Rare megapod of whales seen feeding off Australia

Coastal tour boat operators in Australia were treated to a rare spectacle last week as more than 100 humpback whales set upon a swirling ball of baitfish. The mass aggregation or megapod of whales was spotted by Simon Miller, owner of Sapphire Coastal Adventures, and his team on Thursday off the coast of Bermagui in New South Wales, on Australia's southeast coast.

An aerial image from video shot by the Sapphire Coastal Adventures tour boat operator shows a "megapod" of more than 100 humpback whales feeding on baitfish off the coast of Bermagui, in New South Wales state, southeast Australia, on September 8, 2021. Sapphire Coastal Adventures/Reuters

"The big smell, fish everywhere, whales busting up through it. Now the whales on the outside were slapping their tails, sorting of herding the bait in together and then the whales coming up and sort of busting up all over the place," Miller told the Reuters news agency. "It's pretty incredible stuff."

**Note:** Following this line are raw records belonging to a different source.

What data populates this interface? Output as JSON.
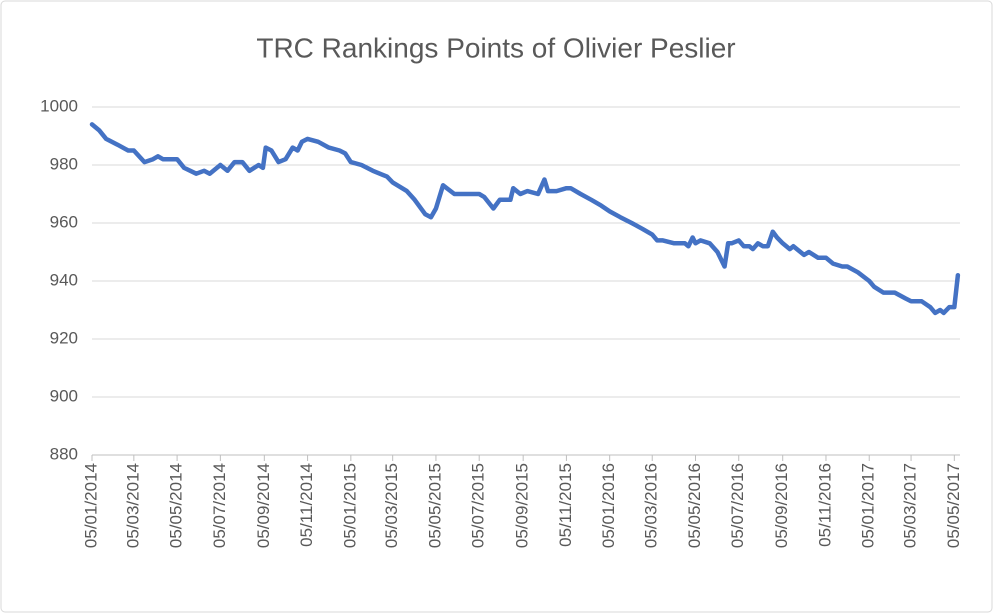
{
  "chart_data": {
    "type": "line",
    "title": "TRC Rankings Points of Olivier Peslier",
    "x": [
      "05/01/2014",
      "15/01/2014",
      "25/01/2014",
      "10/02/2014",
      "25/02/2014",
      "05/03/2014",
      "20/03/2014",
      "01/04/2014",
      "08/04/2014",
      "15/04/2014",
      "05/05/2014",
      "15/05/2014",
      "01/06/2014",
      "12/06/2014",
      "20/06/2014",
      "05/07/2014",
      "15/07/2014",
      "25/07/2014",
      "05/08/2014",
      "15/08/2014",
      "28/08/2014",
      "03/09/2014",
      "07/09/2014",
      "15/09/2014",
      "25/09/2014",
      "05/10/2014",
      "15/10/2014",
      "22/10/2014",
      "28/10/2014",
      "05/11/2014",
      "20/11/2014",
      "05/12/2014",
      "20/12/2014",
      "28/12/2014",
      "05/01/2015",
      "20/01/2015",
      "05/02/2015",
      "25/02/2015",
      "05/03/2015",
      "25/03/2015",
      "05/04/2015",
      "20/04/2015",
      "28/04/2015",
      "05/05/2015",
      "10/05/2015",
      "15/05/2015",
      "31/05/2015",
      "20/06/2015",
      "05/07/2015",
      "12/07/2015",
      "25/07/2015",
      "03/08/2015",
      "18/08/2015",
      "22/08/2015",
      "01/09/2015",
      "11/09/2015",
      "26/09/2015",
      "05/10/2015",
      "10/10/2015",
      "22/10/2015",
      "05/11/2015",
      "11/11/2015",
      "25/11/2015",
      "10/12/2015",
      "24/12/2015",
      "05/01/2016",
      "20/01/2016",
      "05/02/2016",
      "20/02/2016",
      "05/03/2016",
      "12/03/2016",
      "20/03/2016",
      "05/04/2016",
      "20/04/2016",
      "25/04/2016",
      "01/05/2016",
      "05/05/2016",
      "12/05/2016",
      "25/05/2016",
      "05/06/2016",
      "15/06/2016",
      "20/06/2016",
      "25/06/2016",
      "05/07/2016",
      "12/07/2016",
      "20/07/2016",
      "25/07/2016",
      "01/08/2016",
      "08/08/2016",
      "15/08/2016",
      "22/08/2016",
      "28/08/2016",
      "05/09/2016",
      "15/09/2016",
      "20/09/2016",
      "05/10/2016",
      "12/10/2016",
      "25/10/2016",
      "05/11/2016",
      "15/11/2016",
      "28/11/2016",
      "05/12/2016",
      "20/12/2016",
      "05/01/2017",
      "12/01/2017",
      "25/01/2017",
      "10/02/2017",
      "25/02/2017",
      "05/03/2017",
      "20/03/2017",
      "01/04/2017",
      "08/04/2017",
      "15/04/2017",
      "20/04/2017",
      "28/04/2017",
      "05/05/2017",
      "10/05/2017"
    ],
    "values": [
      994,
      992,
      989,
      987,
      985,
      985,
      981,
      982,
      983,
      982,
      982,
      979,
      977,
      978,
      977,
      980,
      978,
      981,
      981,
      978,
      980,
      979,
      986,
      985,
      981,
      982,
      986,
      985,
      988,
      989,
      988,
      986,
      985,
      984,
      981,
      980,
      978,
      976,
      974,
      971,
      968,
      963,
      962,
      965,
      969,
      973,
      970,
      970,
      970,
      969,
      965,
      968,
      968,
      972,
      970,
      971,
      970,
      975,
      971,
      971,
      972,
      972,
      970,
      968,
      966,
      964,
      962,
      960,
      958,
      956,
      954,
      954,
      953,
      953,
      952,
      955,
      953,
      954,
      953,
      950,
      945,
      953,
      953,
      954,
      952,
      952,
      951,
      953,
      952,
      952,
      957,
      955,
      953,
      951,
      952,
      949,
      950,
      948,
      948,
      946,
      945,
      945,
      943,
      940,
      938,
      936,
      936,
      934,
      933,
      933,
      931,
      929,
      930,
      929,
      931,
      931,
      942
    ],
    "color": "#4472c4",
    "xlim": [
      "05/01/2014",
      "13/05/2017"
    ],
    "xticks": [
      "05/01/2014",
      "05/03/2014",
      "05/05/2014",
      "05/07/2014",
      "05/09/2014",
      "05/11/2014",
      "05/01/2015",
      "05/03/2015",
      "05/05/2015",
      "05/07/2015",
      "05/09/2015",
      "05/11/2015",
      "05/01/2016",
      "05/03/2016",
      "05/05/2016",
      "05/07/2016",
      "05/09/2016",
      "05/11/2016",
      "05/01/2017",
      "05/03/2017",
      "05/05/2017"
    ],
    "ylim": [
      880,
      1000
    ],
    "yticks": [
      880,
      900,
      920,
      940,
      960,
      980,
      1000
    ],
    "grid": true
  }
}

He and his team spotted the whales — and captured their behavior in stunning drone video — in a patch of water that humpbacks frequent around this time of year as they make their return to Antarctica from the warmer waters to the north, where they raise their young.

"Last year, this exact same week, we had a mass aggregation of humpback whales," Miller told Reuters. "What that is, is where you get a megapod and it's where you've got more than 20 whales at the time feeding on a particular area."

A humpback whale with its mouth wide open to catch baitfish as it breaches is seen off the coast of Bermagui, New South Wales, Australia, September 9, 2021, in an image provided by the Sapphire Coastal Adventures tour company. Sapphire Coastal Adventures/Reuters

But in almost two decades of plying waters around Bermagui, Miller said he'd never seen such a grouping of the sea mammals until last year.

"We've been witnessing whales feeding on the south coast for maybe, like, 18, 19 years, since I've been doing it, 19 years. But we've never witnessed them feeding in such huge aggregations before," he said.